Différents types de sépulture ou différentes étapes d'une même séquence funéraire ? Un exemple démonstratif de chaîne opératoire mortuaire chez les anciens Marquisiens
Different types of burial or different steps in the same funerary sequence? An illustrative example of a mortuary Chaîne Opératoire found among ancient Marquesans
CNRS, UMR 7206 éco-anthropologie et ethnobiologie, Musée de l'Homme, 17 place du Trocadéro, F-75116 Paris, France
* e-mail : psellier@mnhn.fr
Reçu :
3
Janvier
2016
Accepté :
22
Janvier
2016
Le site funéraire de Manihina (île de Ua Huka, archipel des Marquises, Polynésie française) a permis de mettre au jour une quarantaine de sépultures d'un ensemble funéraire daté des environs du 15e siècle de notre ère, largement avant l'arrivée des premiers Européens.

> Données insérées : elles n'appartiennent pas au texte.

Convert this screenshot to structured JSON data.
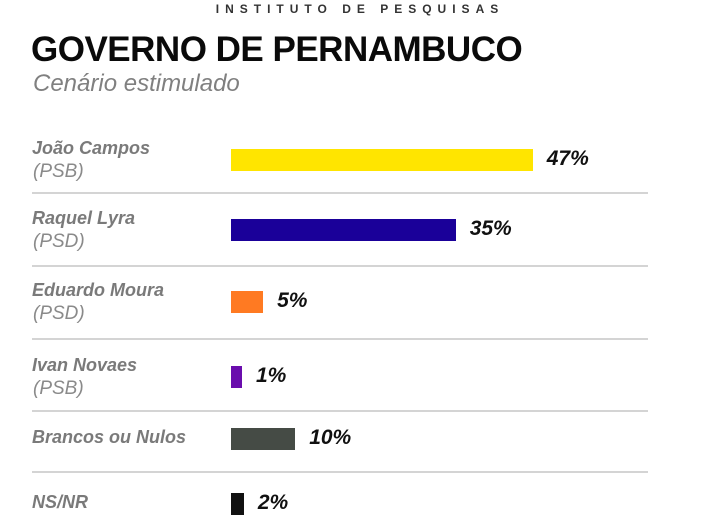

Les méthodes classiques de l'archéo-anthropologie permettent de mettre en évidence des types très différents de sépulture (dont certains trouvent un parallèle dans les récits ethno-historiques plus tardifs des premiers voyageurs). Dans ce petit ensemble, on peut distinguer des sépultures primaires de plusieurs genres (en pleine terre ou dans des contenants) mais aussi des cas de momification préalable à l'inhumation ainsi que des interventions plus complexes qui, après la réouverture de la tombe, aboutissent à des reprises d'ossement(s), à des regroupements, à des déplacements (type « sépulture secondaire ») et même, dans un cas, à la production et surtout la mise-en-scène d'un « crâne-trophée », ce qui semble renvoyer à un processus « d'ancestralisation » du défunt. Ces différentes pratiques funéraires sont interprétées ici non pas comme des types différents de « sépulture finale » mais comme les étapes successives du long processus d'une chaîne opératoire funéraire particulièrement complexe.
Abstract
The excavation of the funerary site of Manihina (Ua Huka Island, Marquesas Archipelago, French Polynesia) has brought some forty burials to light, dating to the middle of the 15th century AD (long before the island was discovered by European seafarers). Using standard archaeo-anthropological analyses, a wide variety of ways of disposing of the dead was identified within this small burial ground (some of which have parallels in the later ethno-historical accounts of the first travellers): primary burials of different kinds (directly into the ground or with evidence of the use of a wooden container), but also cases of mummification prior to interment, a few more complex interventions that involved reopening the grave to remove skeletonised parts, add another corpse or rebury dislocated remains (referred to by archaeologists as “secondary burials”), and one exceptional case in which the skull of an individual is arranged and displayed as a “trophy-skull”, which could reflect a process of “ancestralising” the dead. All these various practices are interpreted not as different kinds of “final burial” but as successive steps in a lengthy burial process that illustrates a single and particularly complex mortuary chaîne opératoire.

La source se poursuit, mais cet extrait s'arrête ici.